序
連接世界的水電工
──為何我們需要魯蛇,需要《沒用的東西》
大概新世紀到來後不久,創意市集剛盛行的時候,我開始注意到瞇。那時她的身份是玩詩合作社的一員。「玩詩」會用各種懷舊玩具和讀者互動,或是把詩印在名片上、發票上,甚至買下報紙的整版分類廣告。瞇比較低調,只是默默擺出她自製的底片詩。原來她家裡開的是沖印店,當傳統攝影式微,瞇搶救下幾箱作廢的底片盒,精心加工後,讓人可以像膠卷一樣把詩拉出來閱讀。沒用的東西,就這麼變成詩的載體,也提醒了一種古老卻新鮮的生活方式。
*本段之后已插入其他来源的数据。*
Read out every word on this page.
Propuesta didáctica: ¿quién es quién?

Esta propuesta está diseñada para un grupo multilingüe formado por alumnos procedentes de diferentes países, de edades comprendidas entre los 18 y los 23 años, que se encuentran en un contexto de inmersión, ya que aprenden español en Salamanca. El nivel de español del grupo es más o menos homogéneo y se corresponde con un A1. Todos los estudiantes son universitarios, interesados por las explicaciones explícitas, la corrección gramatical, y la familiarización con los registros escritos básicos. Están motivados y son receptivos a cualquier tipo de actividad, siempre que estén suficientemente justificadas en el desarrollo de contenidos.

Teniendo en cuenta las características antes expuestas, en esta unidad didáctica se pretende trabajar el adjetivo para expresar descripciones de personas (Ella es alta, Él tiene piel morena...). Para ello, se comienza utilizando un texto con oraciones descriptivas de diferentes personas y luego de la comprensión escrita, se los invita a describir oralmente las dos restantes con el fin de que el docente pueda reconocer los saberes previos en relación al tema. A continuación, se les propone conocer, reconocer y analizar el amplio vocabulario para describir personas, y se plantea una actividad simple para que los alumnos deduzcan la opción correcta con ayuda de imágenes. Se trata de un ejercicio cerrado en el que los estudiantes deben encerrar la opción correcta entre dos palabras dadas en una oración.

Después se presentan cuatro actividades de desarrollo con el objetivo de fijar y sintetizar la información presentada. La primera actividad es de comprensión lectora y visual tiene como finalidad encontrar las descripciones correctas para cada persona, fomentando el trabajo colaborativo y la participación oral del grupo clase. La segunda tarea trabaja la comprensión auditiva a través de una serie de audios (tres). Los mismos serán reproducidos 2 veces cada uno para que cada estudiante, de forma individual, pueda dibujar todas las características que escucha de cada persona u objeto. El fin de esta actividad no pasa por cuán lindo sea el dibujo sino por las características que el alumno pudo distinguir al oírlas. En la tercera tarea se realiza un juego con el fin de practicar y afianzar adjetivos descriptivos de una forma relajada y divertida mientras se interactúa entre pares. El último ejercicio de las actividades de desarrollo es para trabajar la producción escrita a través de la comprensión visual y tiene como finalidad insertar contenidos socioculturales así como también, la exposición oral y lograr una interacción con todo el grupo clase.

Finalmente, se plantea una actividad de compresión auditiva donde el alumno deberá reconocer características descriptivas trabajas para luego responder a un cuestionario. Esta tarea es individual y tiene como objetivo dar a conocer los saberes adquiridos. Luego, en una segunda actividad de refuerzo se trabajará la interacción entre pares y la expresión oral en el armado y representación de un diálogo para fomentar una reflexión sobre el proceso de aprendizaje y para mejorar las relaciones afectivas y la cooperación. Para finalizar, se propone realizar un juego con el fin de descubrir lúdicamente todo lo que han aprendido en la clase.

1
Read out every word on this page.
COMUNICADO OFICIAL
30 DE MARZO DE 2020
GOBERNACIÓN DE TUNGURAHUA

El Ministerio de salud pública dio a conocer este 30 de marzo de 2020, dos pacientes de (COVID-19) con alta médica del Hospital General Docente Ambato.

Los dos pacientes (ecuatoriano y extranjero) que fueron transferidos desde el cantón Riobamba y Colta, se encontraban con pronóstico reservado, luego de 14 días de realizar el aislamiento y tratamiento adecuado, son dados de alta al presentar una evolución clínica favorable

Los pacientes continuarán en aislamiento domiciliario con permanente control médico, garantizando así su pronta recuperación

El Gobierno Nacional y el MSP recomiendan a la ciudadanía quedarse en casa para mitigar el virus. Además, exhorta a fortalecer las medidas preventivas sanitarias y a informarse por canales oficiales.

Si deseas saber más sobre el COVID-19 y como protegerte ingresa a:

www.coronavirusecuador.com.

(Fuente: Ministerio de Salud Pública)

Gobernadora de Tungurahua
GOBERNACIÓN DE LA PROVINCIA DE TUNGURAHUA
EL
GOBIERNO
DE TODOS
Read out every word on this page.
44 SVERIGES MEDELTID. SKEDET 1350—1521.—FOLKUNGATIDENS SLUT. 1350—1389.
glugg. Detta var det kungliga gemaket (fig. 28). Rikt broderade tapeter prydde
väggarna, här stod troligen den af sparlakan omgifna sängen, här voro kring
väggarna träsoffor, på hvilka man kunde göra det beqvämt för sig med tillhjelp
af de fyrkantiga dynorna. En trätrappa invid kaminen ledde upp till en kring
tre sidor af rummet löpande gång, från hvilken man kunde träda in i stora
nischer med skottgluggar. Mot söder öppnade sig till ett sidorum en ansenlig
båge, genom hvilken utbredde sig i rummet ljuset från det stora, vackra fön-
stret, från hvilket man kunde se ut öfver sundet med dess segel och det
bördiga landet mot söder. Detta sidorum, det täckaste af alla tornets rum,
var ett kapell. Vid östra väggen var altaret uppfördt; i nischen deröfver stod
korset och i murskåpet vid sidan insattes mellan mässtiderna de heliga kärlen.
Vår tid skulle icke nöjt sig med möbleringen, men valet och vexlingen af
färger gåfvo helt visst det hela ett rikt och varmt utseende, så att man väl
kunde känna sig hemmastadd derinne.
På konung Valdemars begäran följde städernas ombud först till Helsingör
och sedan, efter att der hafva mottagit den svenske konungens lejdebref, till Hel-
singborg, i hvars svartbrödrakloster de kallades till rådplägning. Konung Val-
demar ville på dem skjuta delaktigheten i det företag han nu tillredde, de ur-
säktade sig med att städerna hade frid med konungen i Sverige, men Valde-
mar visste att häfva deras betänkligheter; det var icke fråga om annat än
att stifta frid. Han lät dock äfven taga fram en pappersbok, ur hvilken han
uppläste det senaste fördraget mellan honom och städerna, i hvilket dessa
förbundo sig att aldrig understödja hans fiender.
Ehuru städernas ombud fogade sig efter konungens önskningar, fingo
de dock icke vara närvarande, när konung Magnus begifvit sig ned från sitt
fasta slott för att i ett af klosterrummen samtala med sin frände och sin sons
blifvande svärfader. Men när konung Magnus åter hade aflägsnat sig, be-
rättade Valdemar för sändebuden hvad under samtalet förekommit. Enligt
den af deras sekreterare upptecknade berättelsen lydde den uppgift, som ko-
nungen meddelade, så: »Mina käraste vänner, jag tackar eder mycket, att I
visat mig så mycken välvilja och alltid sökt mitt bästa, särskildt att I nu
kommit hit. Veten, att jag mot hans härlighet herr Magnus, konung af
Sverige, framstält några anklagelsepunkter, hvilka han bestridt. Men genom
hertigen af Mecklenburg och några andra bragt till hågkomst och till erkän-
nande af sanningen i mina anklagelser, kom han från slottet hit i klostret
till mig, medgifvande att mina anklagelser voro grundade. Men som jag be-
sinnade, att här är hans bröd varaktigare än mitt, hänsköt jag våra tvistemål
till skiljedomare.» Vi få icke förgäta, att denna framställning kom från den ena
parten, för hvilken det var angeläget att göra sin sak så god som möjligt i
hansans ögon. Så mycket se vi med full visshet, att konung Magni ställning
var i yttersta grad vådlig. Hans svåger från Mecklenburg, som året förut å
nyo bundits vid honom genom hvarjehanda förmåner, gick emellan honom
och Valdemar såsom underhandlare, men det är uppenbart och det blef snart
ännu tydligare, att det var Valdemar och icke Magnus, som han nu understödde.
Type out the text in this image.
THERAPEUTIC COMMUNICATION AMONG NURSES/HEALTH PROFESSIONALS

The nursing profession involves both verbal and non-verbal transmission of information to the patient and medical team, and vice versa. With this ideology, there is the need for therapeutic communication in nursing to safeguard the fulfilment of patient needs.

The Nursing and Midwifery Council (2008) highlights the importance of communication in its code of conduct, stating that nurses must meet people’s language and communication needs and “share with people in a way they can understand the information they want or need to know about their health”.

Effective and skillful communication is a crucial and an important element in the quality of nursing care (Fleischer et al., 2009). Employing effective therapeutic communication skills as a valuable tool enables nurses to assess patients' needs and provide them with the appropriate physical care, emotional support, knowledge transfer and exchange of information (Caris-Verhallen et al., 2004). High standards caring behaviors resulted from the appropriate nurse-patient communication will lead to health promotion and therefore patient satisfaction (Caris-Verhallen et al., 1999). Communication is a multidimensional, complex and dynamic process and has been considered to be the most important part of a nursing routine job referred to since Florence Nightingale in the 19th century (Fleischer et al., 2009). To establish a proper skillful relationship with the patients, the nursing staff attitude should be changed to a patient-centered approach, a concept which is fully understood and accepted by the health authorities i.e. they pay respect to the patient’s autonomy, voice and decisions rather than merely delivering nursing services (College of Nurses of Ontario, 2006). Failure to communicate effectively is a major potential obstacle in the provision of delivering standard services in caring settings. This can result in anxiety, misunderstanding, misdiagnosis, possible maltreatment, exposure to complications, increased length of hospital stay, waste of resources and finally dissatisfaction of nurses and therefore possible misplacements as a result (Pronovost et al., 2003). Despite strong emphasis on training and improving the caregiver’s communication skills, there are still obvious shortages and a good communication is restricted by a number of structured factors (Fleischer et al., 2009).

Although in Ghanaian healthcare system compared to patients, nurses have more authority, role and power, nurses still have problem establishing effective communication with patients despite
玩詩代表新世代對殿堂文學的一種顛覆,採取的手段是傳播方式的變革。但瞇對寫作的自覺與成熟,卻是在這股遊戲浪潮退潮之後。她和伴侶老斌在台北的僻巷經營私房餐廚,用健康的食材研發獨創的料理;後來又雙雙搬到台東,耕讀為生。瞇從來不是浪漫抒情的詩人,與土地一步步的親近,帶來的不是田園的詠歌,而是被自然所啟迪的,人與自然倫理的思考,以及在這個架構底下,照見人類社會行為的種種乖謬。
人近中年才出第一本詩集,完全不收玩詩時期作品,作者雖然謙卑,實際上卻充滿自信。她知道自己為什麼而寫。瞇的詩不見台灣詩壇的脈絡影響,反而接近東西哲人的思辨與提問。巴斯卡《沉思錄》中所云:「我們可以描繪一切可想像的無窮巨大,那包含宇宙、星辰與地球,然而在每個最小的跳蚤,我們也會發現那無止無盡的內在現象,那亦是無所不包的空無。」幾乎可以當作這本詩集的題辭。瞇的「跳蚤」包括她的兔子斑斑與貓咪喵喵,馬戲團的猴子與軍中被虐殺的士兵。瞇向來筆調冷靜、遣辭平易,但不代表不動感情,她的「齊物」觀點由於現實感強大,往往挑戰我們的道德界線。比如她寫馬路上的小黑狗和小蟑螂,同為脆弱的生靈,所獲待遇卻別如天壤。同樣的,雨或者雪,也在人的眼光中有了不可思議的階級等差。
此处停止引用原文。